No pretendo con esto decir que lo que nos muestran sea falso. No puedo afirmarlo. Pero tampoco lo contrario. Sólo pretendo llamar la atención ante el hecho de que sólo se nos muestre el lado de los Avery, mientras que la familia de la víctima sólo se vea de manera tangencial, a través de declaraciones oficiales en televisión, o en imágenes del proceso judicial. Nos falta justo aquello que logra que empaticemos con el otro lado. Igualmente, no puede uno dejar de tener la sospecha de que detrás de la versión de los Avery hay dudas mucho más razonables de las que se muestran en el visionado.

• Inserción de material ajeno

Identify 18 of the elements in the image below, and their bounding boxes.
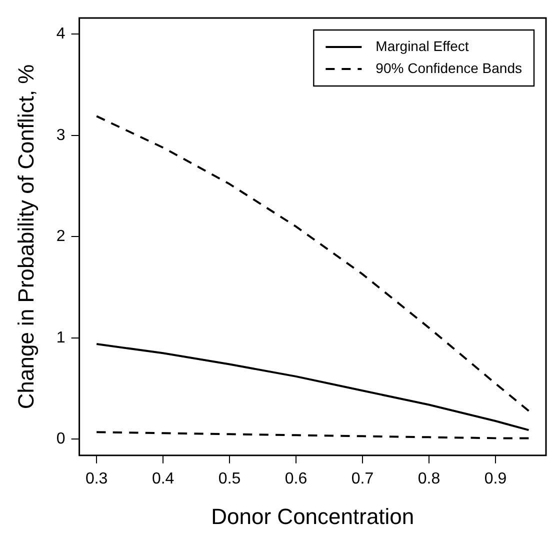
x-tick-label: 0.8 bbox=[418, 470, 440, 488]
y-tick-label: 2 bbox=[56, 228, 66, 246]
x-tick-label: 0.9 bbox=[484, 470, 507, 488]
x-tick-label: 0.7 bbox=[351, 470, 374, 488]
x-tick-label: 0.3 bbox=[85, 470, 108, 488]
y-tick-label: 0 bbox=[56, 430, 66, 448]
legend-label: Marginal Effect bbox=[376, 38, 469, 54]
line-series bbox=[96, 431, 530, 440]
y-tick-label: 4 bbox=[56, 26, 66, 43]
x-tick-label: 0.6 bbox=[284, 470, 308, 488]
y-tick-label: 3 bbox=[56, 126, 66, 144]
y-tick-label: 1 bbox=[56, 329, 66, 346]
x-axis-title: Donor Concentration bbox=[211, 504, 414, 529]
x-tick-label: 0.4 bbox=[152, 470, 174, 488]
y-axis-title: Change in Probability of Conflict, % bbox=[13, 64, 38, 410]
line-series bbox=[96, 115, 530, 412]
legend-label: 90% Confidence Bands bbox=[376, 60, 522, 76]
x-tick-label: 0.5 bbox=[218, 470, 241, 488]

En cualquier caso, no es mi función emitir un juicio de valor sobre la inocencia o culpabilidad de los implicados, sino del documental en sí. Y tengo que decir que, a pesar de las faltas que hemos mencionado (y de un ritmo que empieza a declinar poco a poco en la segunda mitad de la temporada), Making a Murderer es más que recomendable. 

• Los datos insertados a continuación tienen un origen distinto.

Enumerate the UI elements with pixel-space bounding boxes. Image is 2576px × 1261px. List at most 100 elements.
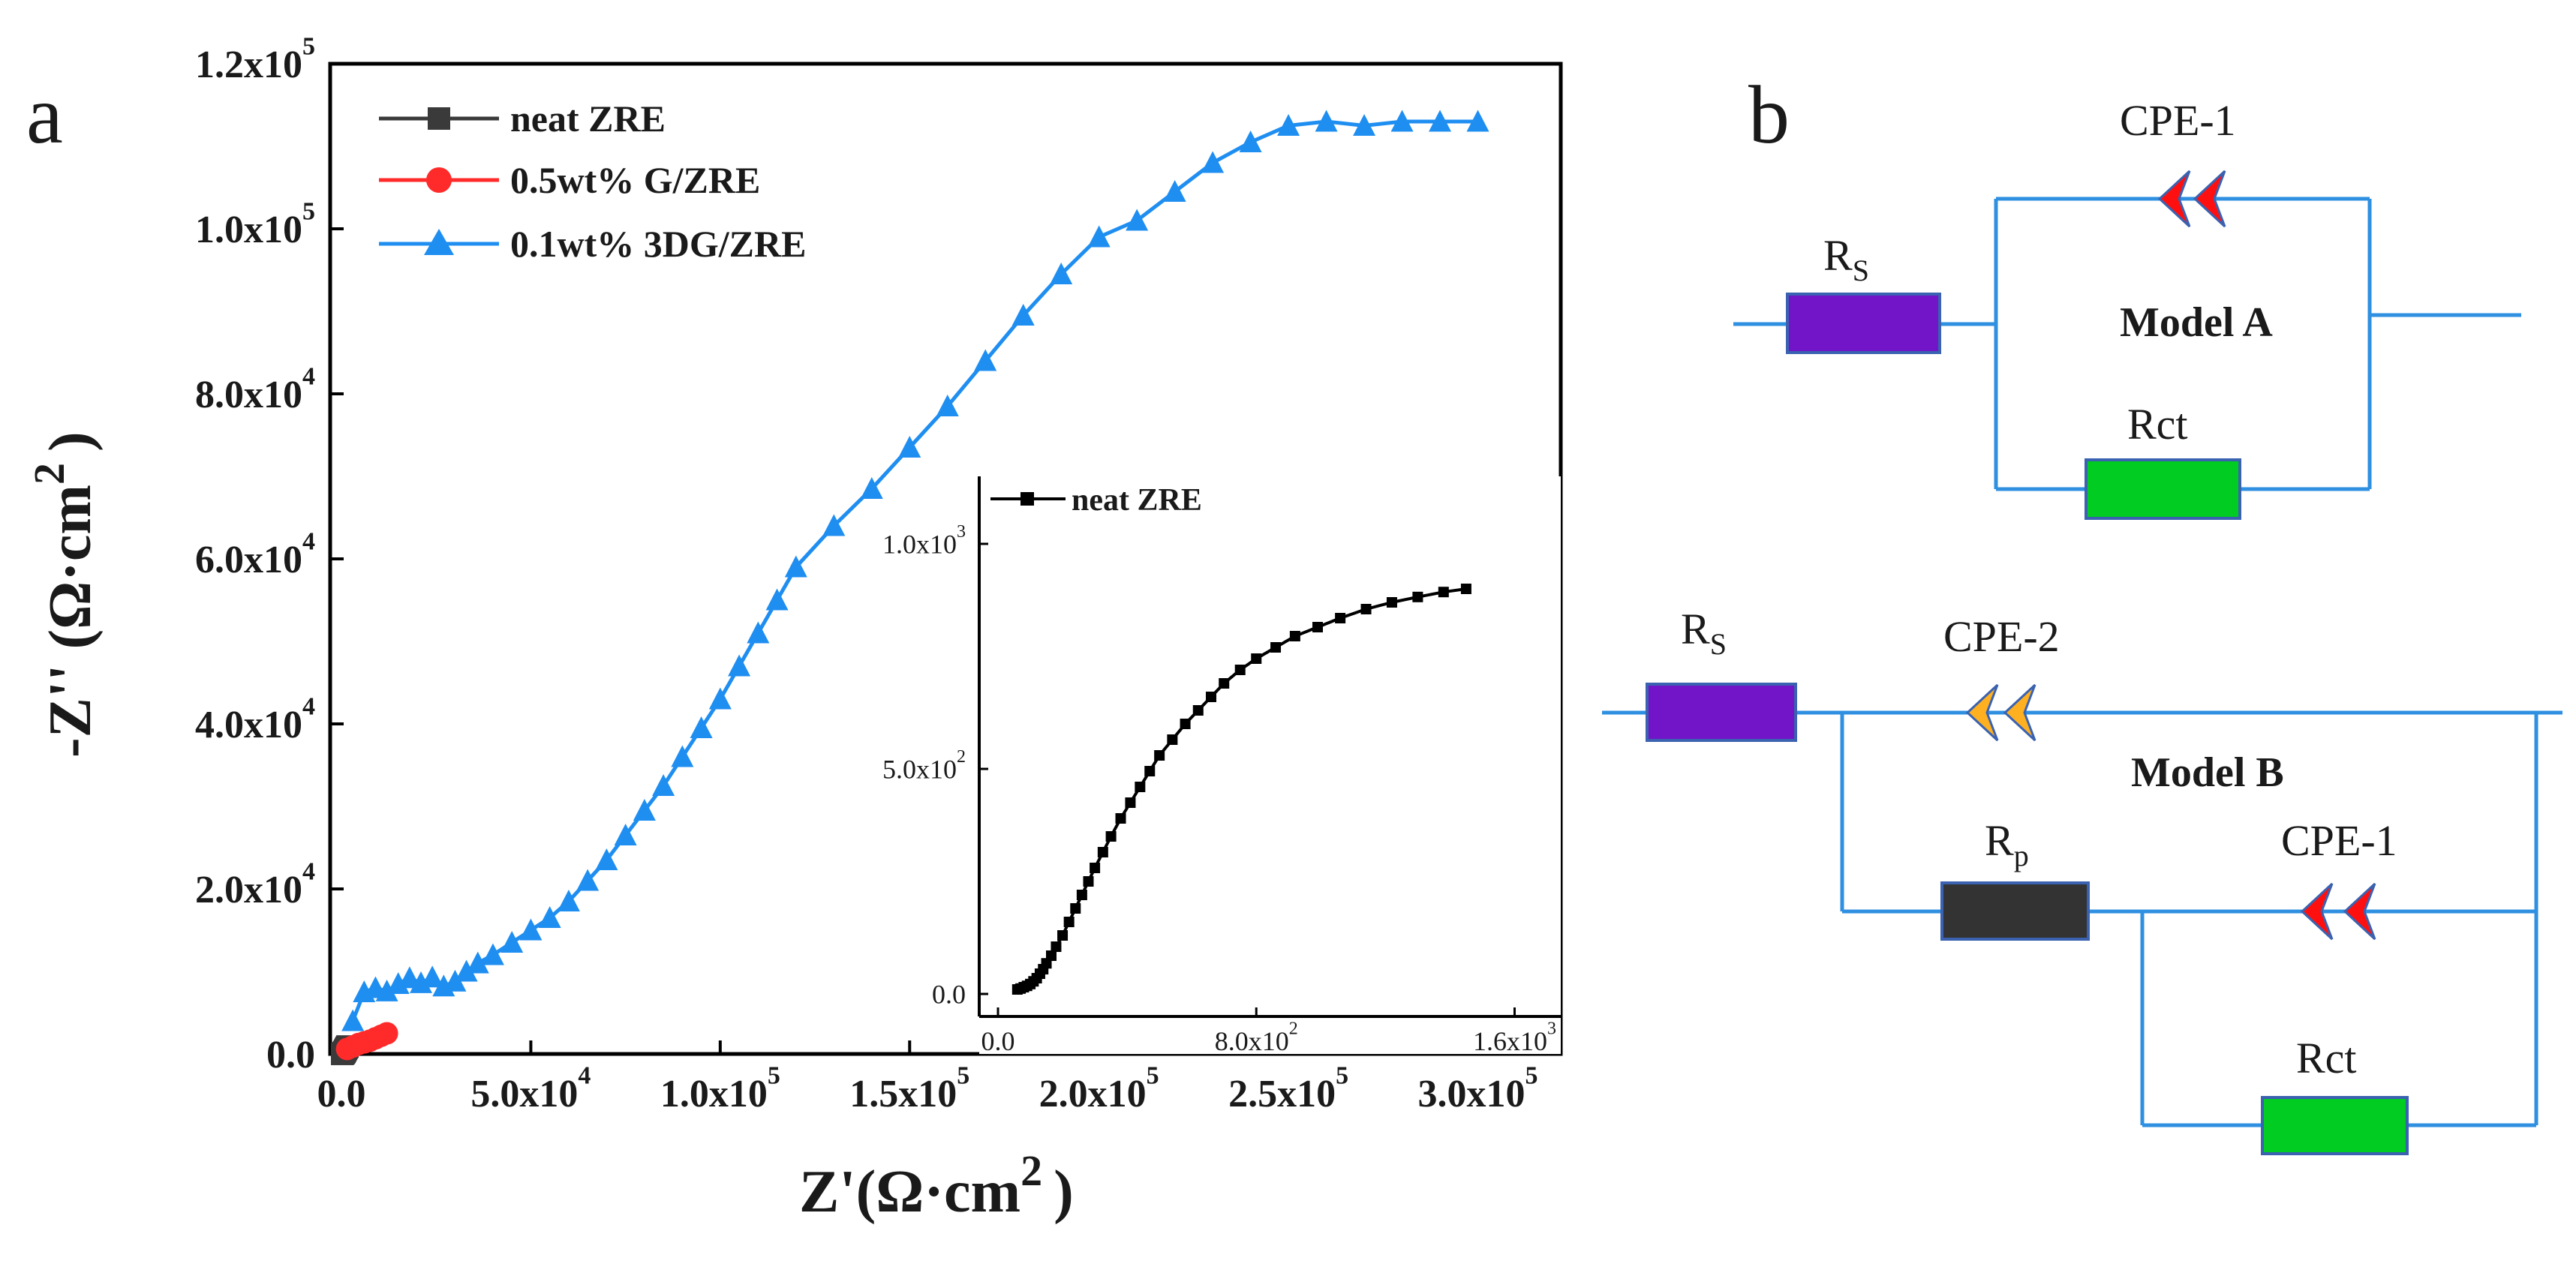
main-x-tick-label-0: 0.0 <box>317 1073 366 1115</box>
model-a-cpe1-chevron-1 <box>2157 170 2191 228</box>
main-y-tick-label-3: 6.0x104 <box>195 528 315 582</box>
inset-point-neat-zre-14 <box>1070 903 1081 914</box>
main-point-0-1wt-3dg-zre-29 <box>822 514 846 536</box>
x-axis-label-sup: 2 <box>1020 1146 1042 1195</box>
model-b-cpe2-label: CPE-2 <box>1943 612 2060 661</box>
inset-point-neat-zre-30 <box>1234 665 1246 675</box>
main-point-0-1wt-3dg-zre-4 <box>386 972 410 994</box>
main-point-0-1wt-3dg-zre-21 <box>652 774 675 796</box>
main-point-0-1wt-3dg-zre-40 <box>1239 131 1262 152</box>
main-x-tick-label-3: 1.5x105 <box>849 1061 969 1115</box>
inset-point-neat-zre-12 <box>1057 930 1069 941</box>
model-a-rs-label: RS <box>1823 231 1869 287</box>
y-axis-label: -Z'' (Ω·cm2) <box>25 431 104 758</box>
main-point-0-1wt-3dg-zre-10 <box>455 959 478 982</box>
main-point-0-1wt-3dg-zre-36 <box>1087 225 1111 248</box>
legend-entry-neat-zre: neat ZRE <box>379 98 666 140</box>
main-point-0-1wt-3dg-zre-46 <box>1466 110 1489 132</box>
x-axis-label-end: ) <box>1054 1159 1074 1225</box>
main-y-tick-label-6: 1.2x105 <box>195 33 315 87</box>
model-b-cpe1-label: CPE-1 <box>2281 816 2397 865</box>
y-axis-label-end: ) <box>38 431 104 452</box>
inset-point-neat-zre-28 <box>1206 692 1216 702</box>
main-point-0-1wt-3dg-zre-38 <box>1163 180 1186 202</box>
model-b-rs-resistor <box>1646 683 1797 742</box>
main-point-0-1wt-3dg-zre-24 <box>708 687 732 710</box>
main-point-0-1wt-3dg-zre-6 <box>410 971 433 993</box>
model-b-rp-resistor <box>1940 881 2090 941</box>
model-a-cpe1-chevron-2 <box>2193 170 2226 228</box>
inset-legend: neat ZRE <box>990 483 1202 518</box>
inset-point-neat-zre-11 <box>1051 941 1062 952</box>
model-a-cpe1-element <box>2157 170 2226 228</box>
inset-x-tick-label-0: 0.0 <box>981 1026 1015 1056</box>
legend-marker-3dg-zre <box>424 229 454 255</box>
inset-point-neat-zre-15 <box>1076 890 1087 900</box>
main-point-0-1wt-3dg-zre-28 <box>784 555 807 578</box>
circuit-model-b: RS CPE-2 Model B Rp CPE-1 Rct <box>1602 605 2562 1155</box>
inset-legend-label: neat ZRE <box>1072 483 1202 518</box>
panel-a-label: a <box>26 69 63 161</box>
main-point-0-1wt-3dg-zre-22 <box>671 745 694 767</box>
inset-axis-ticks: 0.0 8.0x102 1.6x103 0.0 5.0x102 1.0x103 <box>882 522 1556 1056</box>
inset-point-neat-zre-10 <box>1046 950 1057 961</box>
main-x-tick-label-5: 2.5x105 <box>1228 1061 1348 1115</box>
model-b-cpe1-chevron-1 <box>2300 882 2334 941</box>
main-point-0-1wt-3dg-zre-14 <box>519 918 543 941</box>
inset-point-neat-zre-24 <box>1154 750 1165 761</box>
main-y-tick-label-1: 2.0x104 <box>195 858 315 912</box>
inset-point-neat-zre-18 <box>1097 847 1108 857</box>
model-a-cpe1-label: CPE-1 <box>2120 96 2236 145</box>
inset-point-neat-zre-37 <box>1386 597 1397 608</box>
model-b-cpe1-chevron-2 <box>2343 882 2376 941</box>
inset-point-neat-zre-13 <box>1063 917 1075 927</box>
x-axis-label-text: Z'(Ω·cm <box>799 1159 1020 1225</box>
inset-point-neat-zre-36 <box>1360 604 1372 614</box>
model-a-rct-label: Rct <box>2127 400 2188 449</box>
inset-point-neat-zre-21 <box>1125 797 1136 808</box>
main-point-0-1wt-3dg-zre-31 <box>898 436 921 458</box>
inset-point-neat-zre-32 <box>1270 642 1282 653</box>
main-point-0-1wt-3dg-zre-32 <box>936 395 959 416</box>
main-point-0-1wt-3dg-zre-42 <box>1315 110 1338 132</box>
inset-plot: 0.0 8.0x102 1.6x103 0.0 5.0x102 1.0x103 neat … <box>882 476 1561 1056</box>
main-point-0-1wt-3dg-zre-43 <box>1353 114 1376 136</box>
inset-point-neat-zre-25 <box>1167 734 1178 745</box>
inset-point-neat-zre-38 <box>1412 591 1423 602</box>
inset-y-tick-label-2: 1.0x103 <box>882 522 966 560</box>
model-b-cpe2-element <box>1965 683 2036 742</box>
main-legend: neat ZRE 0.5wt% G/ZRE 0.1wt% 3DG/ZRE <box>379 98 806 265</box>
main-y-tick-label-2: 4.0x104 <box>195 693 315 747</box>
model-b-rp-subscript: p <box>2014 839 2029 872</box>
main-point-0-1wt-3dg-zre-25 <box>728 654 751 677</box>
main-point-0-1wt-3dg-zre-18 <box>595 848 618 870</box>
model-a-rct-resistor <box>2085 458 2241 520</box>
x-axis-label: Z'(Ω·cm2) <box>799 1146 1074 1225</box>
main-point-0-1wt-3dg-zre-20 <box>633 799 656 821</box>
legend-label-neat-zre: neat ZRE <box>510 98 666 140</box>
main-point-0-1wt-3dg-zre-27 <box>765 588 789 611</box>
inset-point-neat-zre-16 <box>1083 876 1094 887</box>
main-point-0-1wt-3dg-zre-19 <box>614 824 637 845</box>
main-y-tick-label-5: 1.0x105 <box>195 198 315 252</box>
main-x-tick-label-6: 3.0x105 <box>1418 1061 1538 1115</box>
legend-label-3dg-zre: 0.1wt% 3DG/ZRE <box>510 223 806 265</box>
main-point-0-1wt-3dg-zre-30 <box>860 477 883 499</box>
model-b-cpe2-chevron-2 <box>2003 683 2036 742</box>
main-point-0-1wt-3dg-zre-26 <box>747 621 770 644</box>
inset-point-neat-zre-26 <box>1180 719 1191 729</box>
model-b-rp-label: Rp <box>1985 816 2029 872</box>
model-b-cpe2-chevron-1 <box>1965 683 1999 742</box>
main-point-0-1wt-3dg-zre-39 <box>1201 151 1225 173</box>
inset-point-neat-zre-40 <box>1460 584 1471 594</box>
main-x-tick-label-1: 5.0x104 <box>470 1061 591 1115</box>
model-b-rs-label: RS <box>1681 605 1727 661</box>
inset-background <box>979 476 1561 1054</box>
inset-point-neat-zre-39 <box>1438 587 1449 598</box>
inset-x-tick-label-1: 8.0x102 <box>1215 1019 1298 1056</box>
main-point-0-1wt-3dg-zre-23 <box>690 716 713 738</box>
inset-legend-marker <box>1020 492 1034 506</box>
inset-point-neat-zre-23 <box>1144 766 1156 776</box>
y-axis-label-sup: 2 <box>25 463 74 485</box>
main-point-0-1wt-3dg-zre-45 <box>1429 110 1452 132</box>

No sólo ha logrado remover la conciencia de sus espectadores, dejándonos con un sentimiento de vulnerabilidad que será difícil de borrar. Es que, según me temo, sus consecuencias reales aún están por ver: a día de hoy, cuando aún no se han cumplido dos meses desde su estreno, la serie ha logrado que surjan decenas de webs dedicadas a recopilar información sobre el caso, aportando nuevos datos, o arrojando luz ante inconsistencias graves. ¿Llegará el momento en el que se revise el caso sólo por su influencia mediática? ¿Hemos llegado al punto en el que una serie de televisión puede tener efectos prácticos en el sistema judicial? Creo que queda poco para poder comprobarlo...


1 comentario:

  1. Impresionante serie documental. Yo siempre me he reído de mi madre cuando le habla a la tele, yo no suelo hacerlo, pero esta serie ha sacado esa parte de mí. La indignación que genera de principio a fin no la he sentido con ningún otro contenido audiovisual (aunque la elección de Trump no se queda lejos). The Jinx ciertamente aportó como documental algo que el sistema de justicia no pudo, lo que hizo que se retomara el caso de Robert Dust, esperemos pues que Making a Murderer sirva para abrirle los ojos a más de uno en el país de la libertad y que los verdaderos responsables paguen por lo que han hecho.